You should also make sure that it is placed as centrally as possible in your home, so that it can more easily reach all the way into the bedroom, even if you have the router in the living room. If you have several floors, it would be wise to place the router in the stairs, so that the signals reach up and down. With more floors, however, there will be even more challenges.

Feel free to think of your network signals as a beam of light or sound from a speaker when assessing whether the location is good enough. Watch the frequencies modern routers will usually create several networks, one at 2.4 ghz and one or two at 5 ghz. The difference between these two networks is that 2.4 ghz has a longer range, but limited capacity when it comes to how many simultaneous devices can be online. 5ghz has a slightly shorter range, but higher performance and handles several devices at the same time.
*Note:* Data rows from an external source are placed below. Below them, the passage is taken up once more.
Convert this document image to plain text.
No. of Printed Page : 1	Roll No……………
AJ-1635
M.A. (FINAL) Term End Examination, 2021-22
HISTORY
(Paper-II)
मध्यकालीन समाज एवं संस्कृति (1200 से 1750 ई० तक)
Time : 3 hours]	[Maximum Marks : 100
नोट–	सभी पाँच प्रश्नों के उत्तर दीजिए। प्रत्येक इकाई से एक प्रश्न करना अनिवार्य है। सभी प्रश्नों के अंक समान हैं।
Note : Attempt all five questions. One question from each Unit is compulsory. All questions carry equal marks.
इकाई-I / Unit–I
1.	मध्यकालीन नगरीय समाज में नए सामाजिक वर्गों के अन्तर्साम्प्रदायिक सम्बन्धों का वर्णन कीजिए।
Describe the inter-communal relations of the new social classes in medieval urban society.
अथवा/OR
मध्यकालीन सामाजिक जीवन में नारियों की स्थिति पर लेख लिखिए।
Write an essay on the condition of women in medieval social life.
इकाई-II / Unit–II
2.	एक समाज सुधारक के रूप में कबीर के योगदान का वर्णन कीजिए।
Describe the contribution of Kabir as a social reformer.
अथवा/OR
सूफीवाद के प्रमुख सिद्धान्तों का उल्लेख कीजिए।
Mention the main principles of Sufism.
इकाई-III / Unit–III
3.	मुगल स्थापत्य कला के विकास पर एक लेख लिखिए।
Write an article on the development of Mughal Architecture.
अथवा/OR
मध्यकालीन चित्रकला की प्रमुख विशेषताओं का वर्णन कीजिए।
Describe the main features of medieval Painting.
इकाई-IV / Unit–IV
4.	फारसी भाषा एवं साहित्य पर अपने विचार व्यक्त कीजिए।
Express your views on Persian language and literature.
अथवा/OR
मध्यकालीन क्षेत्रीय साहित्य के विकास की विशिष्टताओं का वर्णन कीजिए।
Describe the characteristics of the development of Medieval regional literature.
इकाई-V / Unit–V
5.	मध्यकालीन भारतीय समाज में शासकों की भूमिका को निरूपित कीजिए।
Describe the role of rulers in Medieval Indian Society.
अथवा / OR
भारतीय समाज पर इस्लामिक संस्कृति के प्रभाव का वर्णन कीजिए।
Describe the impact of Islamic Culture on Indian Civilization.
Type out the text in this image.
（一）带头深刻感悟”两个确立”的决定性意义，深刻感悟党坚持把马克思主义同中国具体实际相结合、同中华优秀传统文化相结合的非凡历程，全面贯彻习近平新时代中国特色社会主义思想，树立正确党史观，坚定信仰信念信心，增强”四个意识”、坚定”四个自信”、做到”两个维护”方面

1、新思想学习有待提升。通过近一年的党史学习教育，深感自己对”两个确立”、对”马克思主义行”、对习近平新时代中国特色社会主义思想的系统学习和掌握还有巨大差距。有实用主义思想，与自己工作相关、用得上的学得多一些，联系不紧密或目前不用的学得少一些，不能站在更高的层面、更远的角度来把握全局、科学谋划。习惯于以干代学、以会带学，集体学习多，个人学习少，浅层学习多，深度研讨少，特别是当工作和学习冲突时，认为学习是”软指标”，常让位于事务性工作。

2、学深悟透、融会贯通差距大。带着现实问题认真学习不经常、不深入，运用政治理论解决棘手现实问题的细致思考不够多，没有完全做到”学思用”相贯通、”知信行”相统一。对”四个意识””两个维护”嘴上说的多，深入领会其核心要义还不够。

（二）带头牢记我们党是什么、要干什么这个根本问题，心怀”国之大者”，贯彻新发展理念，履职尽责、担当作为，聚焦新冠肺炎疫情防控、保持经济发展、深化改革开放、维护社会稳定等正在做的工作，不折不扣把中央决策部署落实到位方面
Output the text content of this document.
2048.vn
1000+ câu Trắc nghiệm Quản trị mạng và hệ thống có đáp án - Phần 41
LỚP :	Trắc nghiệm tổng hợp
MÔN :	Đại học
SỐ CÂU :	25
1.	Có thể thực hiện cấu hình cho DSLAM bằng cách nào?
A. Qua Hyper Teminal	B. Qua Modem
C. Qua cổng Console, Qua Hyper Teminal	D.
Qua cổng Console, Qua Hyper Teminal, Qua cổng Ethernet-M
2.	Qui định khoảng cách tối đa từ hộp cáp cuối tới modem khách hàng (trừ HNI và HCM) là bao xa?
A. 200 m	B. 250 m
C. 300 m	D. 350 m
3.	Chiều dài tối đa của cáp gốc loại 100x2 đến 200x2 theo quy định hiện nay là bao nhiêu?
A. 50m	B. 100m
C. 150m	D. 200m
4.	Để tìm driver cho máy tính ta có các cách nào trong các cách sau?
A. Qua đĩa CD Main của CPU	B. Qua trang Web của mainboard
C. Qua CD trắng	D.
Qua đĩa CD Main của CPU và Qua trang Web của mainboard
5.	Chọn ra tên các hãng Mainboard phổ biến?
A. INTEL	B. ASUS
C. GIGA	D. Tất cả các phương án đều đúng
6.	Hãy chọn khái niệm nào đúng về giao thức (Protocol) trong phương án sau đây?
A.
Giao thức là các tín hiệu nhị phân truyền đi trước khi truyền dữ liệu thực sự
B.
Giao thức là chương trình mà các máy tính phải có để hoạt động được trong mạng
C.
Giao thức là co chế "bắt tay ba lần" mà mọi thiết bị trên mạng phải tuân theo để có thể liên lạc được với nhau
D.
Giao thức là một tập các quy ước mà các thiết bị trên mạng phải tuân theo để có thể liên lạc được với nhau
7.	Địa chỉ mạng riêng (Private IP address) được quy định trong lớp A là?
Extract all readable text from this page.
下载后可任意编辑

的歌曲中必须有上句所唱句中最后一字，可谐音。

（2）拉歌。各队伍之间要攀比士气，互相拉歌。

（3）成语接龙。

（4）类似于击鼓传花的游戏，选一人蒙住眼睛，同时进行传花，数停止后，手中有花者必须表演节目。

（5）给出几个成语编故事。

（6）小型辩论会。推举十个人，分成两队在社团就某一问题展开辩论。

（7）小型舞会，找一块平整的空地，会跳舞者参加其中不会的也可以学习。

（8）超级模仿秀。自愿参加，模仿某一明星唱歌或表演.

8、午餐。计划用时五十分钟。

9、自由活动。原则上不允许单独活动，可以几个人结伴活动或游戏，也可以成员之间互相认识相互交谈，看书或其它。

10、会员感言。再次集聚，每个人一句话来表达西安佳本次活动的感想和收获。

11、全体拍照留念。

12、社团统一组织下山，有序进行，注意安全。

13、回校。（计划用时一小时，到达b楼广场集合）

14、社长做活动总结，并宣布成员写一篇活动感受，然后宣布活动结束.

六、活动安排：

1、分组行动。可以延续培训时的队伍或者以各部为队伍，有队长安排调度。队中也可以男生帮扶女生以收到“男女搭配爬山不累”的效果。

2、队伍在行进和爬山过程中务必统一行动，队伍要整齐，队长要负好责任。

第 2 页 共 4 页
You should basically choose 5ghz when you can, but just be aware that not all devices support 5ghz as of today. This often applies to smart devices such as robot vacuum cleaners and smart bulbs, but also generally to older devices. As a rule, you get both the 2.4 and 5 ghz networks as standard network names from the provider, with the same password, so it should be easy to switch between the two bands/networks. Exact naming standards vary, but usually just add a 2g or 5g after the network name so you can tell them apart.

Reduce noise and use cable

A common cause of network problems is that there are too many devices connected at the same time. Each and every device connected to your network takes up a portion of your capacity. Therefore, it may be a good idea to disconnect the old devices that do not need to be connected, to free up capacity for the devices you actually use. In addition, you should make sure to reduce unnecessary noise for your network. Appliances such as the microwave, baby monitor, older wireless equipment and a host of others can all interfere with the signals from your router.

A final piece of advice to reduce noise and free up capacity on your wireless network is to use physical connection on as many devices as possible. The devices that are connected by cable will have higher performance, and the wireless network will have an even higher capacity for the devices that need to be connected wirelessly.